Determining what transactions a policy blocked ...

Pat Fahey · ‎04-28-2017

Running an ASA5506 with FirePOWER 6.2. All is working well (within limits)

The question now is: I see transactions being blocked on the Home->ASA FirePOWER Reporting->Policies screen, but what transactions were blocked by that Policy (rule)?

A couple of the policies show blocked connections. I would like to know more information about what was blocked, and specifically why it was blocked. That would allow better tuning of the rules and allow better blacklisting (no sense wasting cycles analyzing flows that should be blacklisted)

Problem is: When I click on the policy name (expecting to see the blocked transactions) on the Home->ASA FirePOWER Reporting->Policies screen, all I see are statistics that really provide no value for the analysis of the block(s).

Has anyone run into this problem, and found a solution?

I guess I could run a search on the syslog server to find the information, but it seems like something we should be able to get right from FirePOWER.

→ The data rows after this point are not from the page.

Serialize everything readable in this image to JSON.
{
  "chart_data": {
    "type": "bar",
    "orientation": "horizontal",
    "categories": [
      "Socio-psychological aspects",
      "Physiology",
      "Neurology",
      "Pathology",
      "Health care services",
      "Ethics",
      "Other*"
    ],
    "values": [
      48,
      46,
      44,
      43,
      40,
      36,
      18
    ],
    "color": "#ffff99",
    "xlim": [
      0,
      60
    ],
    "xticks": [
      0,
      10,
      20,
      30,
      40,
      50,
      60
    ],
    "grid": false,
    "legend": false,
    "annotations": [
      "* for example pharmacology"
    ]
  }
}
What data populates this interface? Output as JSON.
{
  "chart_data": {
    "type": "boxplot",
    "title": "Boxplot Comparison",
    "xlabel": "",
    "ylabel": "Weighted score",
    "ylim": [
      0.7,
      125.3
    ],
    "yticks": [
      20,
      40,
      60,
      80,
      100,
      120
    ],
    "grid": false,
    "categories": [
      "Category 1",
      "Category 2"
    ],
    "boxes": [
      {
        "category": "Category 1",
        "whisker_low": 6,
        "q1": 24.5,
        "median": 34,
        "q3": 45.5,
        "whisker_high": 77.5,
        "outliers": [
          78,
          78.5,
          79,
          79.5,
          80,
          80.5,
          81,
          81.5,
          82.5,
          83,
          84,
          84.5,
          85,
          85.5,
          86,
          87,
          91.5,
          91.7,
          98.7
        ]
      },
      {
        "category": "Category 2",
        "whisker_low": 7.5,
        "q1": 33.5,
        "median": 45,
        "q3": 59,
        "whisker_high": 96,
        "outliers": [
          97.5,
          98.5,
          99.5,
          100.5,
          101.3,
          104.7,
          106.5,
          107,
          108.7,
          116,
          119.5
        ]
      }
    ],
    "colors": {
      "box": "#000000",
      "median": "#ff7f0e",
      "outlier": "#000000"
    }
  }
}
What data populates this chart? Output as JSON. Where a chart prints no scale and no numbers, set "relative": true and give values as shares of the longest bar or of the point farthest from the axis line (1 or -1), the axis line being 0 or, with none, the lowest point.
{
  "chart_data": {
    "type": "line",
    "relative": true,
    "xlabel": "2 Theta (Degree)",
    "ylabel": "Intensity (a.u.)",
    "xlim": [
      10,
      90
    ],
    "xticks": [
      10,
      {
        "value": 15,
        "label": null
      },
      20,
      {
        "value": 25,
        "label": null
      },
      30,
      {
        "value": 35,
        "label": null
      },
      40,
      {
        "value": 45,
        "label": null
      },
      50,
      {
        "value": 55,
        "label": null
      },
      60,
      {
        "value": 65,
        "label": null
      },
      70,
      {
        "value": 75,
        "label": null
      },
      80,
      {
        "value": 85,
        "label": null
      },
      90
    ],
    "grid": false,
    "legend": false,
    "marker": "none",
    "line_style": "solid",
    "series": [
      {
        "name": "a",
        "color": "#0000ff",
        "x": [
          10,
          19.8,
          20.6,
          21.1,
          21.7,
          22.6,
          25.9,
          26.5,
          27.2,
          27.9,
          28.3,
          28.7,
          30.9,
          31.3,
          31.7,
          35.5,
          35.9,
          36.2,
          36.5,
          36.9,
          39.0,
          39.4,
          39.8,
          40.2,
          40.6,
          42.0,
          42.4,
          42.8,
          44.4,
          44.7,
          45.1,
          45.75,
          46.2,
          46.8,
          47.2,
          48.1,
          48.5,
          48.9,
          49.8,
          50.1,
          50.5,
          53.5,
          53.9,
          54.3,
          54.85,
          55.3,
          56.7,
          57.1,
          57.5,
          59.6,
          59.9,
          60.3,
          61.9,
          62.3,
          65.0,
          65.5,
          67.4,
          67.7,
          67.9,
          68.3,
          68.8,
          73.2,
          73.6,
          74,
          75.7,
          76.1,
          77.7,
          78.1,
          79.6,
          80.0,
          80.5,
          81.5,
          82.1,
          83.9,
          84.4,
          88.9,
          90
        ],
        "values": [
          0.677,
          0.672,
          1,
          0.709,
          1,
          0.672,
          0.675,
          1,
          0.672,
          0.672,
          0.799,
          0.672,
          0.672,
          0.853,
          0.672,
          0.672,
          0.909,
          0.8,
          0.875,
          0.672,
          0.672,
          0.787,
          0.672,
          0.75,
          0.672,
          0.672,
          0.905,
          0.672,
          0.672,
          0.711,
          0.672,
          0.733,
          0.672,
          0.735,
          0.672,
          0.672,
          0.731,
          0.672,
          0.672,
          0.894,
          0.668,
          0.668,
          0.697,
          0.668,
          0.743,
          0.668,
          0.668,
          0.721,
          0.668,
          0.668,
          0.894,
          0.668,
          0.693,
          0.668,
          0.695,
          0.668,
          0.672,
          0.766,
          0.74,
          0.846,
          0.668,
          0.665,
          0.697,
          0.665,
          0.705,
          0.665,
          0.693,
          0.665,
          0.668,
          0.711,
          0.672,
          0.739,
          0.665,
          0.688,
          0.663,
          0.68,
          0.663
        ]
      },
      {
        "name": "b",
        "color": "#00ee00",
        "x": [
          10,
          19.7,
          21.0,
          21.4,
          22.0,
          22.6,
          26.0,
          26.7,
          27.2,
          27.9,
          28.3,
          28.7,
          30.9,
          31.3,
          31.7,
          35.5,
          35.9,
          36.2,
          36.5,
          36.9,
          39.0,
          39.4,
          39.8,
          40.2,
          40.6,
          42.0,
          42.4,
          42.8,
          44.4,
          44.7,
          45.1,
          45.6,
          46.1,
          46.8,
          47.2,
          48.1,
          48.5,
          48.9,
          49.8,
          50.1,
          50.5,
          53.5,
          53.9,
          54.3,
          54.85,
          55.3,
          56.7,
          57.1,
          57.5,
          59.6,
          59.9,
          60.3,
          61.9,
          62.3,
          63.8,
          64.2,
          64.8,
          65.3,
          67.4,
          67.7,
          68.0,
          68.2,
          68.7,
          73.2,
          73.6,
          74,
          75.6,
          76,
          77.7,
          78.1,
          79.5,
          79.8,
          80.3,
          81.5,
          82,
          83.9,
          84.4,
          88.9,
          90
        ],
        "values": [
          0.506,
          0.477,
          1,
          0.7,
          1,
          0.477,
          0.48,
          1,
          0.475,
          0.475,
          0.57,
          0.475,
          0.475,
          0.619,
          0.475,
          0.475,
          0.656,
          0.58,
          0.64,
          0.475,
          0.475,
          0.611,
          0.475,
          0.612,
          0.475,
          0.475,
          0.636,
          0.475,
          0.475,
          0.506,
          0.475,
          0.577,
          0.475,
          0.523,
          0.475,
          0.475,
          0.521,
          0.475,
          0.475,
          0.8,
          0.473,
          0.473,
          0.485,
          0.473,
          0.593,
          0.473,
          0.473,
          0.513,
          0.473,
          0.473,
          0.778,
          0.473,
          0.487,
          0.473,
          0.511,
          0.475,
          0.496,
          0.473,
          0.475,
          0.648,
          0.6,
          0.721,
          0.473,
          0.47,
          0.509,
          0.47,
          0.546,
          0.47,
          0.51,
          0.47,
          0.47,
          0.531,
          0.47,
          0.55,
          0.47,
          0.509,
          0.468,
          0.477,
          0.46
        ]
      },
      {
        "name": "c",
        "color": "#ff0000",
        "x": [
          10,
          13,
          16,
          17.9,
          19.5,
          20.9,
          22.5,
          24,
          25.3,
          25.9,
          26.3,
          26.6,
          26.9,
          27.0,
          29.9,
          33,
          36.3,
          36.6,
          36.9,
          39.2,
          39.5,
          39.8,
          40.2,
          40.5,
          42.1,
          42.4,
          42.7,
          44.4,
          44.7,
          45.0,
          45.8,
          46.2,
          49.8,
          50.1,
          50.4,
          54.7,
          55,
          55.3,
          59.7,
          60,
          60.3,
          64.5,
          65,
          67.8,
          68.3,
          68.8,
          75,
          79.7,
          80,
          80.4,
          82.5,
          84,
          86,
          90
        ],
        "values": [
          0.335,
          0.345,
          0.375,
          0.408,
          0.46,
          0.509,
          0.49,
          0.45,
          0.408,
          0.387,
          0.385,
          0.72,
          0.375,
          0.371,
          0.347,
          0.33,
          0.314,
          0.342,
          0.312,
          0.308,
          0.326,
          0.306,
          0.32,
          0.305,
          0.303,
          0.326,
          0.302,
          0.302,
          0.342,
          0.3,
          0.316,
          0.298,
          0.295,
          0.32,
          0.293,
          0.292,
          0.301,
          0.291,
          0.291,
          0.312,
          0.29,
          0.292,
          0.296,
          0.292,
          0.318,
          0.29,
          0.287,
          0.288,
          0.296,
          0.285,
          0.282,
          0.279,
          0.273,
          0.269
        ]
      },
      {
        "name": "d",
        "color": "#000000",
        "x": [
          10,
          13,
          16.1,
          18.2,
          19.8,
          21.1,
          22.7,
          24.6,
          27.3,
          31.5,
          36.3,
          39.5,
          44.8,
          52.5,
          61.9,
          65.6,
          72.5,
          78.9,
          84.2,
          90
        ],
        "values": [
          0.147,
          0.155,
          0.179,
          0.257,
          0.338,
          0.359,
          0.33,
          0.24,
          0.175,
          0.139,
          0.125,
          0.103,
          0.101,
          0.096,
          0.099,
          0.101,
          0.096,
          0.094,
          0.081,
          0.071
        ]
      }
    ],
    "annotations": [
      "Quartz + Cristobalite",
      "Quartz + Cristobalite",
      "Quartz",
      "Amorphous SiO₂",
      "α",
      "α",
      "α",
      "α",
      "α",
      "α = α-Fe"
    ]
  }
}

Thanks in advance for your help.

Marvin Rhoads · ‎04-28-2017

Since you're using ASDM your analytical tools are limited. If you can manage to catch a connection in real time you can see the blocked connection under the Monitoring section.

If you were using FirePOWER Management Center, you could query the database and pull up the historical data for analysis of blocked connections.

Pat Fahey · ‎05-01-2017

Thanks, Marvin.

I am (slowly) working my way through setting up a virtual FMC.